Türkiye Barış Meclisi (TBM) "Rojava ve Barış Süreci" toplantısında Türkiye'nin Rojava'ya insanı yardımı engelleyerek El Nusrayı desteklemesinin barış sürecini sekteye uğratacağına dikkat çekilerek içinde Kürtlerin olduğu bir Suriye için hükümete baskı kurulması gerektiği belirtildi.
Cezayir Toplantı Salonu’ndaki toplantıya İstanbul Üniversitesi Öğretim Üyesi Erhan Keleşoğlu, Ceylanpınar Belediye Başkanı İsmail Arslan, Suriyeli gazeteci Berzan İso, Rojava'dan Ceylanpına'a yerleşen mülteci Fedime Şeyuo katıldı.

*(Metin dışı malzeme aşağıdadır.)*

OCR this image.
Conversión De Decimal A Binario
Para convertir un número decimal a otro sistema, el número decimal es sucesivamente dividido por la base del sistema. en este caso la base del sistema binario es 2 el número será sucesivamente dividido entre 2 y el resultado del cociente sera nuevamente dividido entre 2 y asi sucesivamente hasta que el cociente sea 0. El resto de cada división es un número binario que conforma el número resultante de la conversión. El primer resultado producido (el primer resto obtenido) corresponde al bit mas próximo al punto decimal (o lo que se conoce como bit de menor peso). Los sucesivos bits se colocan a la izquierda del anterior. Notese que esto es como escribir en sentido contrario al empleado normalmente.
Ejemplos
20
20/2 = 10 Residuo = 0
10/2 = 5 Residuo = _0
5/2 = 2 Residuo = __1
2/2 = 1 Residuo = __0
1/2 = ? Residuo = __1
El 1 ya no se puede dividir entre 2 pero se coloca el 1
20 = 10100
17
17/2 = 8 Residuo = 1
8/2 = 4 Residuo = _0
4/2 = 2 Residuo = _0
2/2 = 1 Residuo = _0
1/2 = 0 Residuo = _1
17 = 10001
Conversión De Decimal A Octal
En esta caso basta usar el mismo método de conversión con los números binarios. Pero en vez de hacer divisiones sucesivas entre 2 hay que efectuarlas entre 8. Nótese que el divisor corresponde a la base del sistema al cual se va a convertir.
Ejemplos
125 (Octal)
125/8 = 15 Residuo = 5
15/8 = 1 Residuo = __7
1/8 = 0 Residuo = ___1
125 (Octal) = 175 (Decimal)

TBM sözcüsü Hakan Tahmaz: Rojavalı Kürtlerin katliama maruz kalması barış sürecini sekteye uğratacak. Türkiye'nin barış masasında elini güçlendirmek için El Nusra cephesini desteklemesi, sınır kapılarının kapatarak Rojava Kürtlerini açlıkla imtihan etmek insanlıktan uzak bir davranış.
"Kürt Arap çatışması yaratılmak isteniyor"
İsmail Aslan: Meskun alanlarımız sınıra 50-100 metrelik mesafede ve tam bir yaşama savaşı veriyoruz. Seken kurşunlar dört insanın ölümüne 30’un üzerinde yaralıya neden oldu. Ceylanpınar’da kurşun değmedik ev ve dükkan kalmadı. Sadece sekenler de değil, El Nusra tarafından atılan doğrudan provokasyon amaçlı kurşunlar var. Ekonomik, psikolojik ve fiziksel mağduriyetler yaşıyoruz.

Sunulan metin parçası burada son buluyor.